Few things in connection with the life of Henry the Navigator are more interesting than the tradition of his educational and intellectual work, especially for the furtherance of geography, in the alleged School of Sagres and other supposed foundations or benefactions. Unfortunately, this tradition is not as clearly established as it might be, and it has been made more difficult by constant exaggeration. Not content with asserting that the Infant aimed at drawing the commerce of Cadiz and Ceuta—without reckoning other ports—to his town at Sagres, some have indulged in pictures of a geographical university established by the Prince upon this headland—pictures which are quite beyond any known means of verification. These flourishes, however, need not cause one to run into another extreme, and deny that Sagres became, during the latter part of Henry's life, especially from 1438 to his death, the centre of the exploring movement and the scientific study which the Infant inspired.

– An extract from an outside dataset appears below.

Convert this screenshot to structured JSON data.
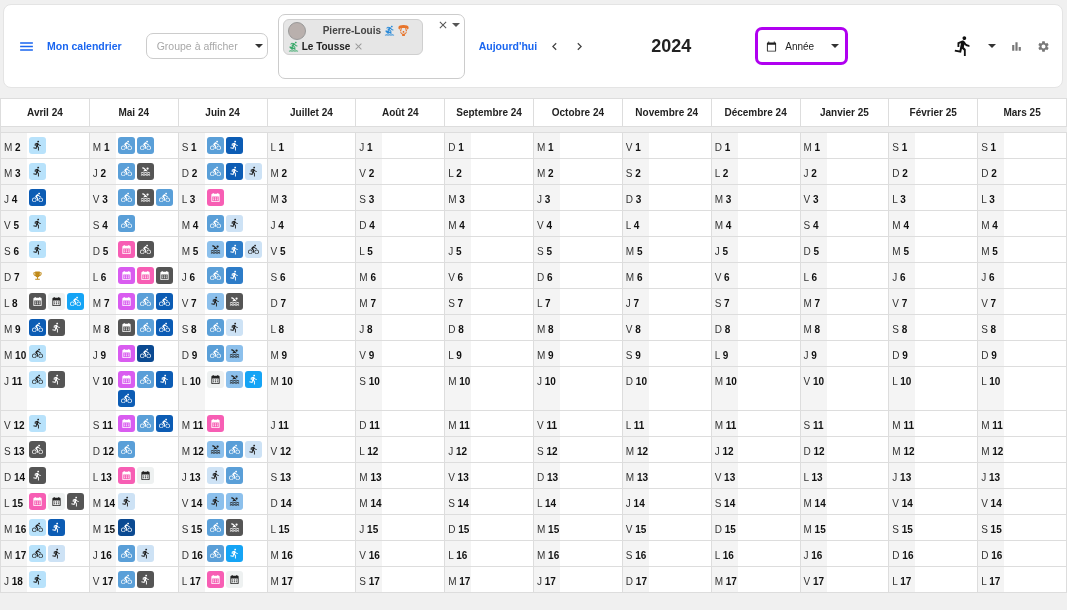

At Sagres,[[217]] according to what may be called the older view—which, resting mainly upon Barros, is adopted by Major, de Veer, Wauwermans, and even Martins—Prince Henry usually resided, not merely during the last years of his life, or after his return from the Tangier expedition of 1437, but from the time of his reappearance in Portugal after the relief of Ceuta in 1418. At first, however (1418-1438) it was called Tercena[[218]] Nabal, or Naval Arsenal, after it emerged from the stage of a little harbour of refuge for passing ships; and only afterwards did it become (from 1438 onwards) the Villa do Iffante, "my town," from which some of Prince Henry's charters are dated. Shortly before the completion of Azurara's chronicle, according to this view, the town was fortified with strong walls and enlarged by the building of new houses.[[219]] In this settlement (within the narrow space of some 100 acres), there were said to have been, besides the Infant's own Court or palace, a church, a chapel,[[220]] a study, and an observatory (the earliest in Portugal), together with an arsenal, a dockyard, and a fort. Here cartography and astronomical geography were diligently studied, and practical mariners were equipped for their work.